A body accelerates from rest and travels 'S₁' in 't' seconds . It travels uniformly with acquired velocity for next 't' seconds and covers 'S₂'.Then

Answer 1

Given,

A body accelerates from rest and travels S₁ in t seconds.

After that it travels uniformly with acquired velocity for next t second and covers S₂.

To Find :

Relation between S₁ and S₂.

During first t seconds, body is moving with constant acceleration means velocity will vary with time.
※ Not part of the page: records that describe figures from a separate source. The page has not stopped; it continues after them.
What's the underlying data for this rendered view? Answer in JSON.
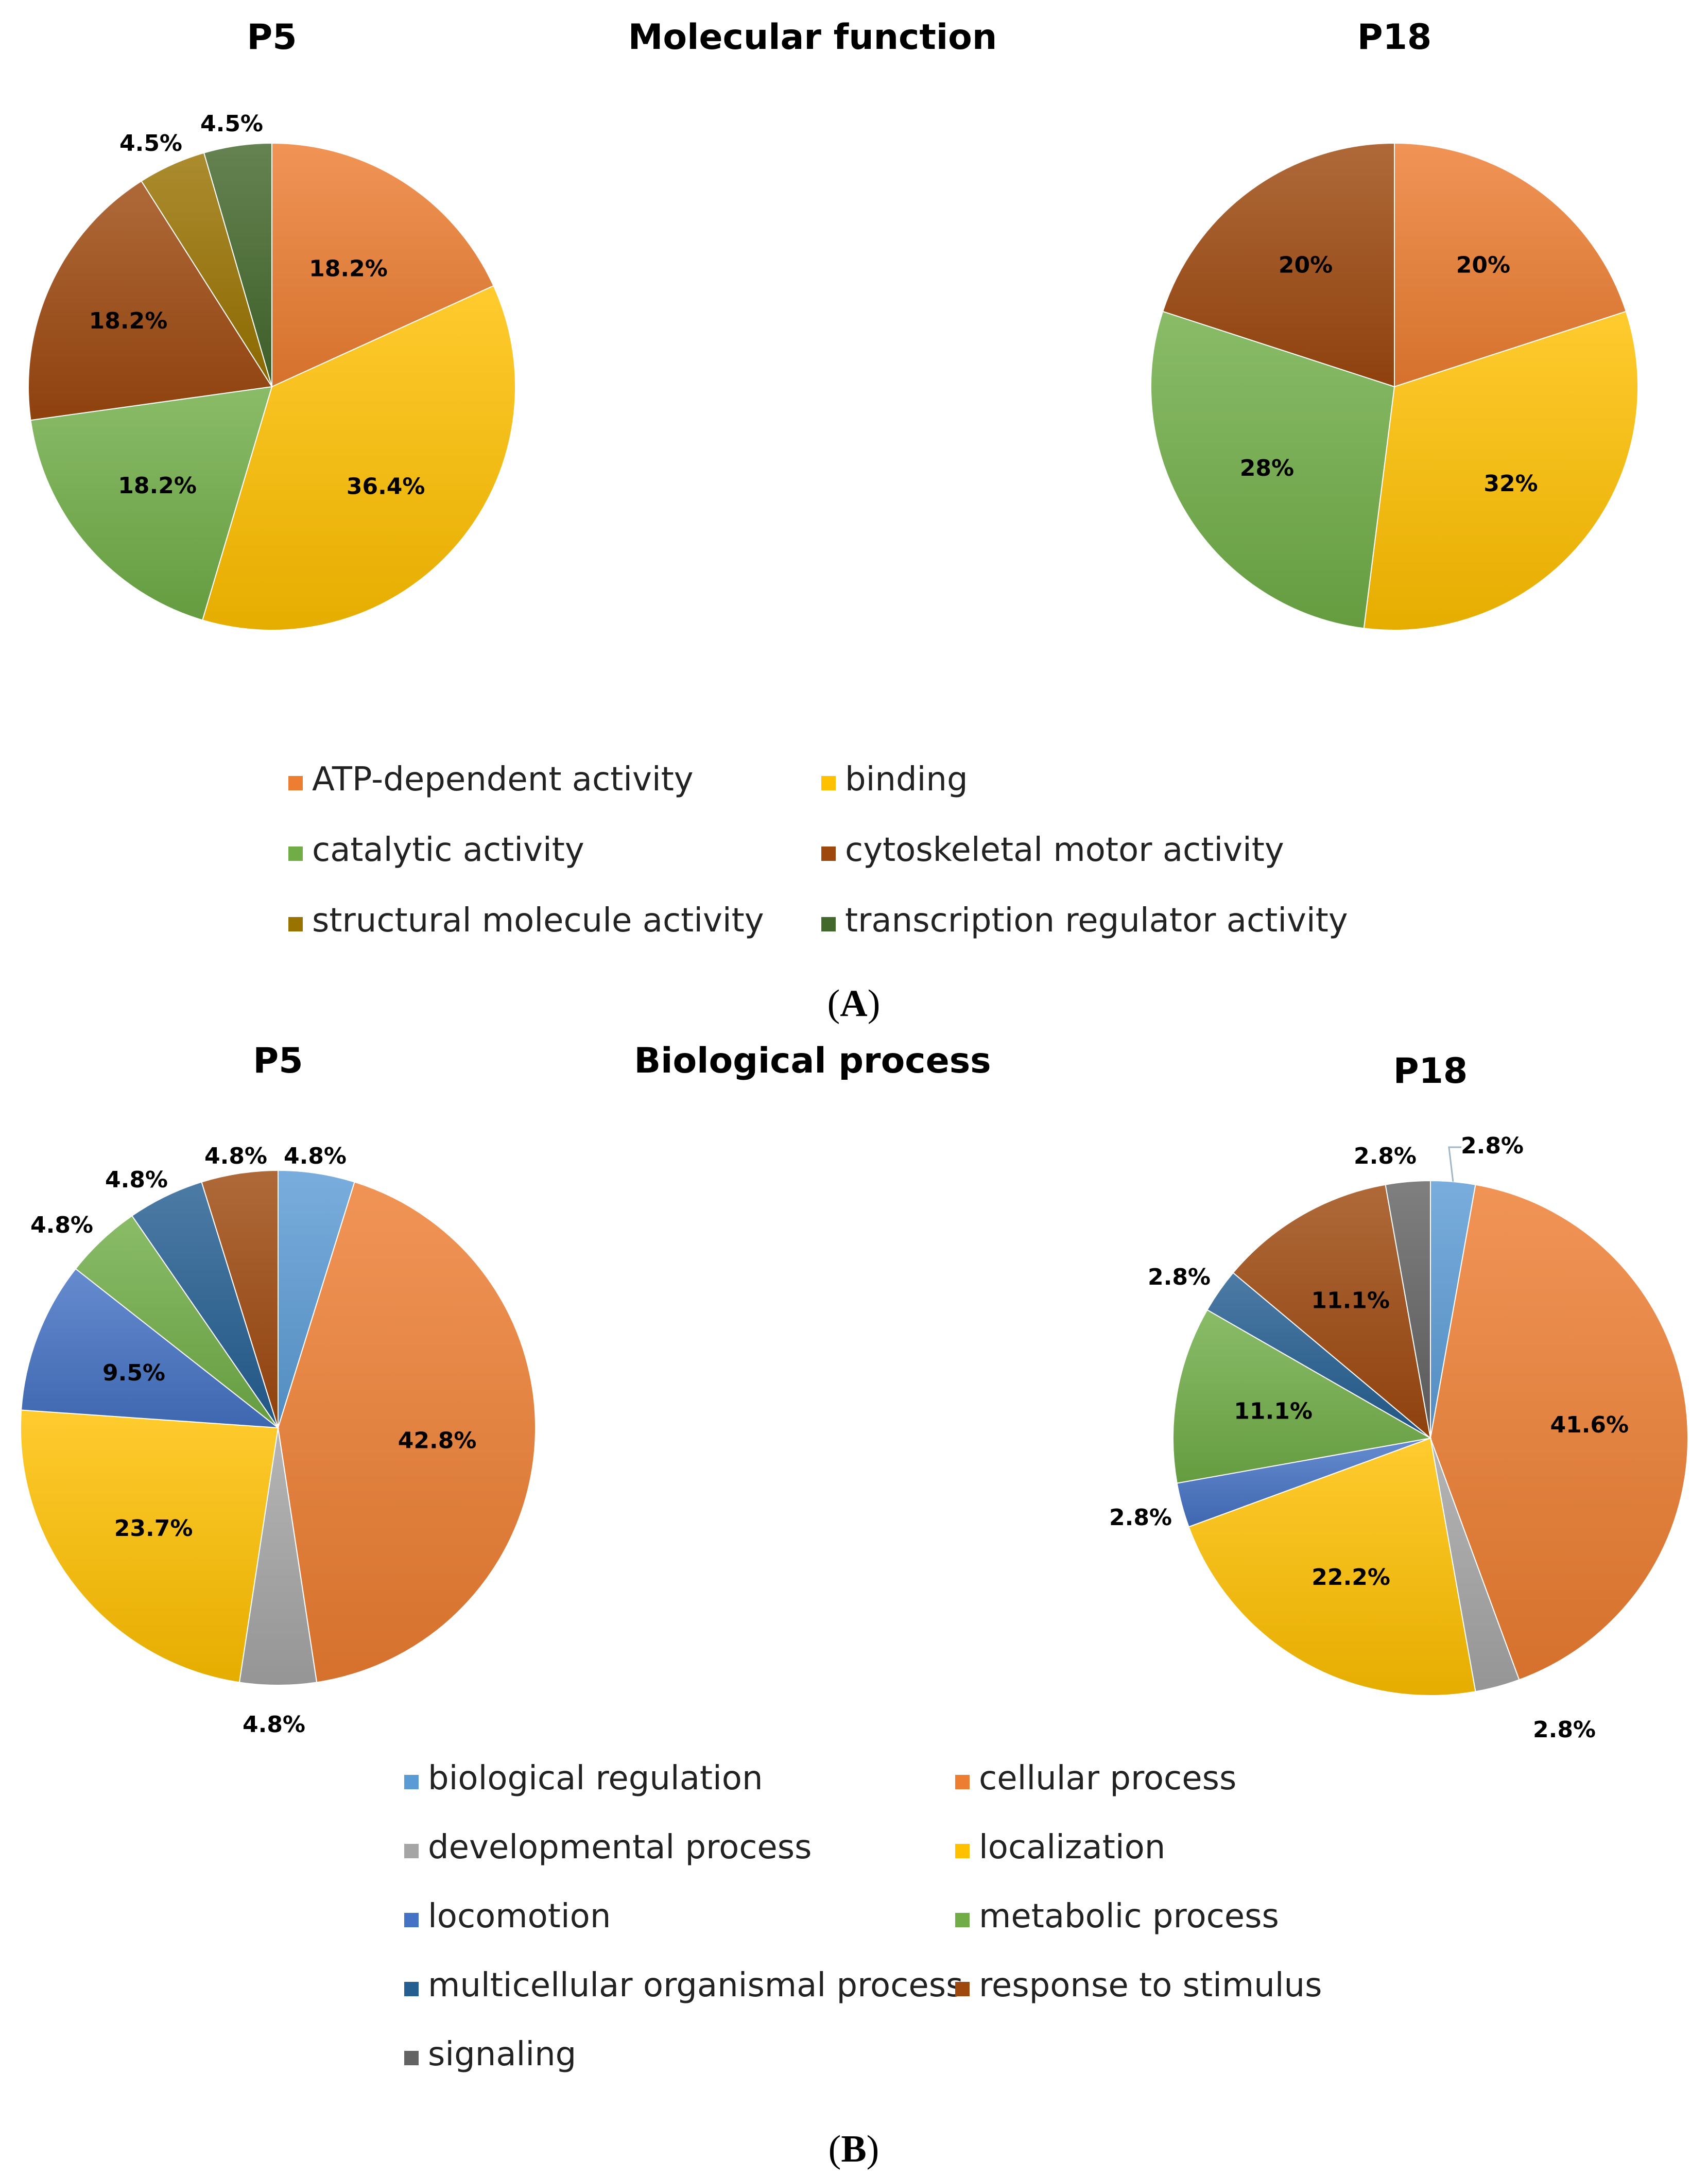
{
  "panels": [
    {
      "id": "A",
      "caption": {
        "open": "(",
        "letter": "A",
        "close": ")"
      },
      "title": "Molecular function",
      "legend": [
        {
          "label": "ATP-dependent activity",
          "color": "#ED7D31"
        },
        {
          "label": "binding",
          "color": "#FFC000"
        },
        {
          "label": "catalytic activity",
          "color": "#70AD47"
        },
        {
          "label": "cytoskeletal motor activity",
          "color": "#9E480E"
        },
        {
          "label": "structural molecule activity",
          "color": "#997300"
        },
        {
          "label": "transcription regulator activity",
          "color": "#43682B"
        }
      ]
    },
    {
      "id": "B",
      "caption": {
        "open": "(",
        "letter": "B",
        "close": ")"
      },
      "title": "Biological process",
      "legend": [
        {
          "label": "biological regulation",
          "color": "#5B9BD5"
        },
        {
          "label": "cellular process",
          "color": "#ED7D31"
        },
        {
          "label": "developmental process",
          "color": "#A5A5A5"
        },
        {
          "label": "localization",
          "color": "#FFC000"
        },
        {
          "label": "locomotion",
          "color": "#4472C4"
        },
        {
          "label": "metabolic process",
          "color": "#70AD47"
        },
        {
          "label": "multicellular organismal process",
          "color": "#255E91"
        },
        {
          "label": "response to stimulus",
          "color": "#9E480E"
        },
        {
          "label": "signaling",
          "color": "#636363"
        }
      ]
    }
  ],
  "chart_data": [
    {
      "type": "pie",
      "panel": "A",
      "title": "P5",
      "slices": [
        {
          "category": "ATP-dependent activity",
          "value": 18.2,
          "label": "18.2%",
          "color": "#ED7D31"
        },
        {
          "category": "binding",
          "value": 36.4,
          "label": "36.4%",
          "color": "#FFC000"
        },
        {
          "category": "catalytic activity",
          "value": 18.2,
          "label": "18.2%",
          "color": "#70AD47"
        },
        {
          "category": "cytoskeletal motor activity",
          "value": 18.2,
          "label": "18.2%",
          "color": "#9E480E"
        },
        {
          "category": "structural molecule activity",
          "value": 4.5,
          "label": "4.5%",
          "color": "#997300"
        },
        {
          "category": "transcription regulator activity",
          "value": 4.5,
          "label": "4.5%",
          "color": "#43682B"
        }
      ]
    },
    {
      "type": "pie",
      "panel": "A",
      "title": "P18",
      "slices": [
        {
          "category": "ATP-dependent activity",
          "value": 20,
          "label": "20%",
          "color": "#ED7D31"
        },
        {
          "category": "binding",
          "value": 32,
          "label": "32%",
          "color": "#FFC000"
        },
        {
          "category": "catalytic activity",
          "value": 28,
          "label": "28%",
          "color": "#70AD47"
        },
        {
          "category": "cytoskeletal motor activity",
          "value": 20,
          "label": "20%",
          "color": "#9E480E"
        }
      ]
    },
    {
      "type": "pie",
      "panel": "B",
      "title": "P5",
      "slices": [
        {
          "category": "biological regulation",
          "value": 4.8,
          "label": "4.8%",
          "color": "#5B9BD5"
        },
        {
          "category": "cellular process",
          "value": 42.8,
          "label": "42.8%",
          "color": "#ED7D31"
        },
        {
          "category": "developmental process",
          "value": 4.8,
          "label": "4.8%",
          "color": "#A5A5A5"
        },
        {
          "category": "localization",
          "value": 23.7,
          "label": "23.7%",
          "color": "#FFC000"
        },
        {
          "category": "locomotion",
          "value": 9.5,
          "label": "9.5%",
          "color": "#4472C4"
        },
        {
          "category": "metabolic process",
          "value": 4.8,
          "label": "4.8%",
          "color": "#70AD47"
        },
        {
          "category": "multicellular organismal process",
          "value": 4.8,
          "label": "4.8%",
          "color": "#255E91"
        },
        {
          "category": "response to stimulus",
          "value": 4.8,
          "label": "4.8%",
          "color": "#9E480E"
        }
      ]
    },
    {
      "type": "pie",
      "panel": "B",
      "title": "P18",
      "slices": [
        {
          "category": "biological regulation",
          "value": 2.8,
          "label": "2.8%",
          "color": "#5B9BD5"
        },
        {
          "category": "cellular process",
          "value": 41.6,
          "label": "41.6%",
          "color": "#ED7D31"
        },
        {
          "category": "developmental process",
          "value": 2.8,
          "label": "2.8%",
          "color": "#A5A5A5"
        },
        {
          "category": "localization",
          "value": 22.2,
          "label": "22.2%",
          "color": "#FFC000"
        },
        {
          "category": "locomotion",
          "value": 2.8,
          "label": "2.8%",
          "color": "#4472C4"
        },
        {
          "category": "metabolic process",
          "value": 11.1,
          "label": "11.1%",
          "color": "#70AD47"
        },
        {
          "category": "multicellular organismal process",
          "value": 2.8,
          "label": "2.8%",
          "color": "#255E91"
        },
        {
          "category": "response to stimulus",
          "value": 11.1,
          "label": "11.1%",
          "color": "#9E480E"
        },
        {
          "category": "signaling",
          "value": 2.8,
          "label": "2.8%",
          "color": "#636363"
        }
      ]
    }
  ]
}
Let acceleration of body be a.

Initial velocity of body is zero.

Let's apply second equation of kinematics.

➙ S₁ = ut + 1/2 at²

➙ S₁ = (0 × t) + 1/2 at²

➙ S₁ = 1/2 at² ..... (i)

Final velocity of body after time t :

➝ v = u + at

➝ v = 0 + at

➝ v = at

Final velocity of first case will be initial velocity of second case. In this case body is moving with a constant velocity

⇒ velocity = distance / time

⇒ at = S₂ / t

⇒ S₂ = at² ..... (ii)

Taking ratio of (i) & (ii), we get

⇒ S₁ / S₂ = \(\frac {1}{2}\,\frac{at^2}{at^2}\)

⇒ S₁ / S₂ = 1/2

⇒ S₂ = 2S₁